John Glenn was the first person to orbit the earth. As I listened to him speak I wondered if this supernatural feat-orbiting the earth-would rub off on me some how, sitting so close to him, on a train from Baltimore to New York. Orbiting the earth with your own body, and being the first person to do so, must have some sort of cosmic, spiritual or witchy repercussions, don't you think? And if this elderly man is the first man of all men ever born, to actually orbit the earth, some of that cosmic witchy-ness seems as though it would follow him and his body for the rest of his life, and it also must rub-off on the people he encounters, wouldn't you think?

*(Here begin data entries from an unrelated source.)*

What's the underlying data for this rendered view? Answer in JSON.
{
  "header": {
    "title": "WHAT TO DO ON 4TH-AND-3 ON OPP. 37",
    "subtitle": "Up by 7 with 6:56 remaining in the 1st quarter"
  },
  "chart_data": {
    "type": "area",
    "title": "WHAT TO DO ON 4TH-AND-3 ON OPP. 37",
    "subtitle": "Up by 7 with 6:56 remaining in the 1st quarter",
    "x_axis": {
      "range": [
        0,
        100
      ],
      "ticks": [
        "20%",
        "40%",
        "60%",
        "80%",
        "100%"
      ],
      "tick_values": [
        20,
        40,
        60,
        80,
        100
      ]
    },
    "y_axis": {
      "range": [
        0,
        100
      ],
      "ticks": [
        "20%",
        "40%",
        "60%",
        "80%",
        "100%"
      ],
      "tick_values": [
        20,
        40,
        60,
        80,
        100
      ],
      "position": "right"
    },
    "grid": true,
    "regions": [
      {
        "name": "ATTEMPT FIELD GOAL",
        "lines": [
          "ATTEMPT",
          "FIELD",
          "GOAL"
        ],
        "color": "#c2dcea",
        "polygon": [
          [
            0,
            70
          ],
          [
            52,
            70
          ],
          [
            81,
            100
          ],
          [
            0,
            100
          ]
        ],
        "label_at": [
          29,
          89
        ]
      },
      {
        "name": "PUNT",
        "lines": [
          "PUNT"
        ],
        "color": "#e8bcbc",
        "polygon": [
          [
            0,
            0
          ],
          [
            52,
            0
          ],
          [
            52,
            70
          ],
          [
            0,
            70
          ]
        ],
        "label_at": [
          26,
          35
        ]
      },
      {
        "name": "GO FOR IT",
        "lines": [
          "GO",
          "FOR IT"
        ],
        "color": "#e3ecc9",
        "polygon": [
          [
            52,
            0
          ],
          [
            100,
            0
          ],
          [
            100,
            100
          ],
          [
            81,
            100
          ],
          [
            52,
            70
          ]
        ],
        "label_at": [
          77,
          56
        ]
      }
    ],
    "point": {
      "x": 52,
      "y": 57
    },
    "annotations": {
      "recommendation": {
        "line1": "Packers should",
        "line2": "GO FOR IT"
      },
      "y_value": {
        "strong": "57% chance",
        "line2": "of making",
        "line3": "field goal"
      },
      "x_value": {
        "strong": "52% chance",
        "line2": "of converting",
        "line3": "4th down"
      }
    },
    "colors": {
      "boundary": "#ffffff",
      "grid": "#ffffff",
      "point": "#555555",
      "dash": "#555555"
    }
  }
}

Anyway, who knows, because in the end he looked like an ordinary, older man, and his wife was wearing one of those ordinary, tight-fitting, pastel colored, skirt and jacket numbers that older woman of wealth wear. You know, woven with some sort of odd and expensive tweed and accented with dangling, over sized, golden buttons. So Even if he did leave the planet into the unknown from the known, he obviously came back and is just a regular elderly-ish man, sitting next to his regular, kind-eyed wife in a colorful outfit. But I still think there must be something witchy and supernatural about him because of his history with space. I'm really glad I got to use the word witchy, because its perfect for what I was trying to describe. It's a real word, I checked.

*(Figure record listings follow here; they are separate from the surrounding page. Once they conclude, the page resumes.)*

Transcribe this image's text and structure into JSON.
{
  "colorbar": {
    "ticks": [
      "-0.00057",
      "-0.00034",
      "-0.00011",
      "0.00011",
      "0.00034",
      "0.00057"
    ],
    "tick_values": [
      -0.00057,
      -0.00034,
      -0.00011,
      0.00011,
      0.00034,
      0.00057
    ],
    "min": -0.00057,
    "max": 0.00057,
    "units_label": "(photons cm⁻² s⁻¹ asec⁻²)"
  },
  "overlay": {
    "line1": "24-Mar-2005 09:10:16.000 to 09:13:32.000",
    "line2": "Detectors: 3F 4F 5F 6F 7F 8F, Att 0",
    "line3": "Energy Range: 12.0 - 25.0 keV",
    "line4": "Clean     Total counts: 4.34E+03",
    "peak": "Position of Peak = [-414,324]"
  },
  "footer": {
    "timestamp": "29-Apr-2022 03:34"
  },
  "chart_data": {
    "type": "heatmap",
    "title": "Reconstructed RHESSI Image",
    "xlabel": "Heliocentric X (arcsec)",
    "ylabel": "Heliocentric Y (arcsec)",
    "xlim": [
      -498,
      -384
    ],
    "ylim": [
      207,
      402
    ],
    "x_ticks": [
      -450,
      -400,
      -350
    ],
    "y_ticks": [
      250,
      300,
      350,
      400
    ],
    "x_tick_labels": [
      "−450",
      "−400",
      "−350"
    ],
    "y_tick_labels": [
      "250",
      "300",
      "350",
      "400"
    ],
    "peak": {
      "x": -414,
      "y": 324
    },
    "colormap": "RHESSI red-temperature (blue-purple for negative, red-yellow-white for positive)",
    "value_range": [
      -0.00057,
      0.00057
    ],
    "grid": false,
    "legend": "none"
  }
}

Speaking of the 60's, Lady Bird Johnson died this past week. I spoke with her on the telephone once. I was working at the Skowhegan School of Painting and Sculpture's offices in New York. I had gone to Skowhegan as a student and when I got back I worked in the offices for a summer, doing random things like answering phones, mailings, organizing slides, you know - a young persons' job with a young person's wage; a summer job in Manhattan. Anyway, Ladybird called the office one day because apparently she is or was a big donor to Skowhegan and someone at the office was expecting her call. I didn't know it was her when I spoke to her. Latter in the day the director of the office asked me if I knew who that was on the telephone, I said no, and she told me it was Lady Bird Johnson. It was thrilling, even though it was only a few words. Thrilling in a "one degree of separation" kind of way. Just like it was thrilling on the train that day, sitting next to the body that was the first body to orbit the earth.

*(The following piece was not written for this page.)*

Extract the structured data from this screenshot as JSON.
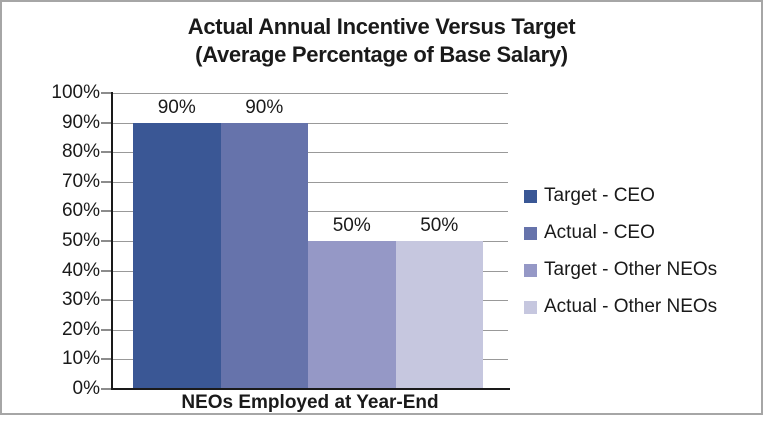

I could write more about this but I should get to work. Oh wait, this reminds me of one more thing, Jacqueline Kennedy Onassis. I remember the day she died. I was doing my laundry at a place on Thompson Street, just a couple blocks south of Washington Square Park, here in Manhattan. I saw the news in the paper (this was before access to online news and computers was so prevalent, seeing as though I read this huge piece of news in an actual newspaper and not online) when I saw the photos and realized she had died I thought, what a drag, because I was hoping to run into her in Central Park or something, just to catch a glimpse, but now I had learned that that was never going to happen. For me, if I had gotten the chance to see Jackie Kennedy in the flesh, as elderly and beaten up and hidden behind huge bug-eyed glasses as she would have been if I spotted her on some morning walk in the park, I would not only have been seeing Jackie Kennedy the woman, but I would also have been gazing upon all that her body has been through and all the history that her body carries around; her husband's assassination, the space race, the civil rights movement, the murder of Martin Luther King, the murder of her brother in-law Robert, the birth of her son John and daughter Carolyn, her cousin Little Eddie, every Warhol painting she was ever the subject of, the Bay of Pigs, everything. It's the same experience as sitting next to John Glenn on a train. It was more than John Glenn that I was sitting next to, it was the entire history that John Glenn embodied. And when I exchanged a few words with Lady Bird Johns, the first lady, that one summer, I was exchanging words with her, and with her husband and president, Johnson. I think the weight of a body holds more than flesh and bone and sickness and emotion, it holds all the history it has meandered through.
I have to get to work. Have a great day and sorry for the lapse in the writing the past couple days.